The currencies of many emerging economies of Asia and South America have continued to face strong appreciation pressures, with a number of currencies reaching highs against the US dollar, as investors continued to seek out higher-yielding assets. Among the Asian currencies, the Malaysian ringgit, New Taiwan dollar and Thai baht all reached 13-year highs, and the Singapore dollar reached a record high (Graph 2.14). Elsewhere, the Brazilian real, the Chilean peso and South African rand recorded their highest levels against the US dollar for at least two years. The Canadian dollar also approached record high levels against the US dollar in early January, supported by rising commodity prices and speculation of faster economic recovery in the United States.

In an effort to curb capital inflows, a number of Asian countries have introduced additional measures in recent months. South Korean authorities re-imposed a 14 per cent withholding tax on foreign investors' earnings from government bonds and have announced plans to impose a ‘Macro-prudential Stability Levy’ on non-deposit foreign currency liabilities of financial institutions. Taiwanese authorities now limit foreigners to hold no more than 30 per cent of their investment in Taiwan in government bonds and in Indonesia the central bank introduced measures designed to limit rupiah deposits held by foreigners.

In Latin America, authorities in Brazil and Chile intervened in foreign exchange markets in an effort to reduce appreciation pressure on their currencies. The Central Bank of Chile announced that it would buy US$12 billion of foreign exchange over 2011. The Chilean peso has depreciated by around 3 per cent since its peak in early January. In January, the Central Bank of Brazil acted in the futures market to reduce pressure on its exchange rate, having introduced a reserve requirement on short US dollar positions earlier in the month. At the same time, however, Brazil has eased some of its capital controls as it seeks foreign capital to finance the infrastructure required to host the 2014 World Cup and 2016 Olympics.

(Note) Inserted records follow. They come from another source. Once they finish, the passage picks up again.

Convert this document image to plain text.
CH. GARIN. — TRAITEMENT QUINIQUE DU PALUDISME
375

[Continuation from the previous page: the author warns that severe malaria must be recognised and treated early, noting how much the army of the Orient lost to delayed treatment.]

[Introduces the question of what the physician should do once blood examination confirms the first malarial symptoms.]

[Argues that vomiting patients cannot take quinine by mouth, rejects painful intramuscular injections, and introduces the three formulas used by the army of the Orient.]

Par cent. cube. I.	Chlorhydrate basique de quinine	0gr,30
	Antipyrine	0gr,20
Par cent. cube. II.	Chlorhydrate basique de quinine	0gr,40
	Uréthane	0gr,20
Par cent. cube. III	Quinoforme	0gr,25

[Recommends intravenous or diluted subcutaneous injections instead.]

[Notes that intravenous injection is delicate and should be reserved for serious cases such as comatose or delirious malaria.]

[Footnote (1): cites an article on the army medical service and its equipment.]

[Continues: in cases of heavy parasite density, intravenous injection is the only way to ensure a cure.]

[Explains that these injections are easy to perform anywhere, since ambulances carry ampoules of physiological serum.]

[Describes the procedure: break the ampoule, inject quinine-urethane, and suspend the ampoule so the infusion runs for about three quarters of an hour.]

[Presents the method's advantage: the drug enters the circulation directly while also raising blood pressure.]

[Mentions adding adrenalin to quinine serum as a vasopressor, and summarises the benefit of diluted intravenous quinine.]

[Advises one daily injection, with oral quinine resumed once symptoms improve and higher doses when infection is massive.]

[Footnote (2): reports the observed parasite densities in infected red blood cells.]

The Chinese renminbi has appreciated by around 4 per cent against the US dollar since mid June when the People's Bank of China announced that it would increase the flexibility of the exchange rate (Graph 2.15). However, over this period the renminbi has depreciated by around 3 per cent in trade-weighted terms. The premium in the non-deliverable forward market indicates an expected further appreciation of around 2 per cent against the US dollar over the next 12 months. Over recent months, China has introduced a number of additional measures as part of the incremental easing of restrictions on the convertibility of the renminbi and its use by foreigners: exporters are able to keep foreign exchange income offshore without converting it back into renminbi; and, under a pilot scheme announced by the People's Bank of China, mainland enterprises can conduct direct overseas investment using renminbi. At the same time, domestic banks are now required to maintain a minimum foreign exchange position set at the level held on 8 November 2010.

Australian Dollar

The Australian dollar remains close to its post-float highs (Graph 2.16, Table 2.4). It recorded a new post-float high against the US dollar in thin trading on the last trading day of 2010. Developments in the Australian dollar over recent months have been strongly influenced by offshore events, particularly news related to European sovereign debt. Uncertainty in the foreign exchange market continues to be reflected in above-average intraday volatility of the currency (Graph 2.17).

Capital Flows

Over the first three quarters of 2010, the domestic banking sector issued less debt abroad than that maturing, largely accounting for net outflows from the private sector as a whole (Graph 2.18). This is in contrast to the strong issuance over 2009. There were larger inflows into government debt, with net foreign investment in government securities equivalent to around 4 per cent of GDP over the first three quarters of 2010.